James Watson and Francis Crick may be the names most associated with DNA, but many people were involved significantly in the study of DNA. Most famously, British biophysicist and X-ray crystallographer Rosalind Elsie Franklin (25 July 1920 – 16 April 1958) took the X-ray diffraction images of DNA which led to the discovery of the DNA double helix. According to Francis Crick, her data was key to determining the structure to formulate Crick and Watson's 1953 model regarding the structure of DNA.
DNA was first isolated by the Swiss physician Johannes Friedrich Miescher (13 August 1844 – 26 August 1895) who, in 1869, discovered a microscopic substance in the pus of discarded surgical bandages.
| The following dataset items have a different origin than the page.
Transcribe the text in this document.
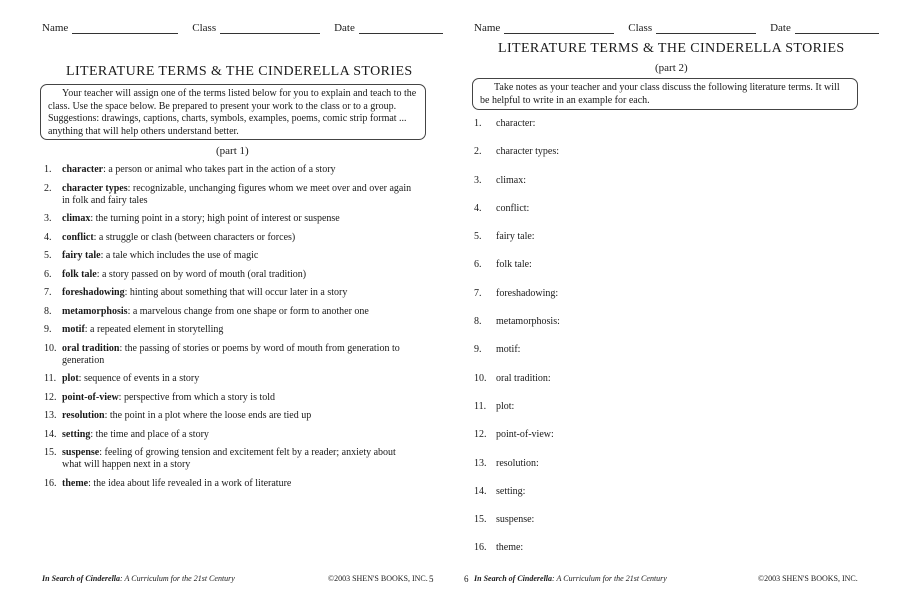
Name	Class	Date
LITERATURE TERMS & THE CINDERELLA STORIES
Your teacher will assign one of the terms listed below for you to explain and teach to the class. Use the space below. Be prepared to present your work to the class or to a group. Suggestions: drawings, captions, charts, symbols, examples, poems, comic strip format ... anything that will help others understand better.
(part 1)
1. character: a person or animal who takes part in the action of a story
2. character types: recognizable, unchanging figures whom we meet over and over again in folk and fairy tales
3. climax: the turning point in a story; high point of interest or suspense
4. conflict: a struggle or clash (between characters or forces)
5. fairy tale: a tale which includes the use of magic
6. folk tale: a story passed on by word of mouth (oral tradition)
7. foreshadowing: hinting about something that will occur later in a story
8. metamorphosis: a marvelous change from one shape or form to another one
9. motif: a repeated element in storytelling
10. oral tradition: the passing of stories or poems by word of mouth from generation to generation
11. plot: sequence of events in a story
12. point-of-view: perspective from which a story is told
13. resolution: the point in a plot where the loose ends are tied up
14. setting: the time and place of a story
15. suspense: feeling of growing tension and excitement felt by a reader; anxiety about what will happen next in a story
16. theme: the idea about life revealed in a work of literature
In Search of Cinderella: A Curriculum for the 21st Century	©2003 SHEN'S BOOKS, INC. 5
Name	Class	Date
LITERATURE TERMS & THE CINDERELLA STORIES
(part 2)
Take notes as your teacher and your class discuss the following literature terms. It will be helpful to write in an example for each.
1. character:
2. character types:
3. climax:
4. conflict:
5. fairy tale:
6. folk tale:
7. foreshadowing:
8. metamorphosis:
9. motif:
10. oral tradition:
11. plot:
12. point-of-view:
13. resolution:
14. setting:
15. suspense:
16. theme:
6 In Search of Cinderella: A Curriculum for the 21st Century	©2003 SHEN'S BOOKS, INC.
As it resided in the nuclei of cells, he called it "nuclein." He intuited that the molecule played a role in heredity, but did not believe that a single molecule could lead to a huge variety of individuals and species, says Ralf Dahm, of the Institute of Molecular Biology in Mainz, Germany, who has written about Miescher's work. He says Miescher has kept a low historical profile, in part due to his "introverted" and "insecure" personality.
Earlier this year, CureVac, a company based in Tübingen, Germany, that develops RNA-based vaccines and therapies, won a €2 million prize for innovation from the European Union and announced plans to use some of that money to restore the University of Tübingen lab where Miescher made his discovery. Together with the university, the firm wants to transform the lab, the former kitchen of the old town's medieval castle, into a public exhibition about his work and legacy. (The university now uses the space as a computer room.)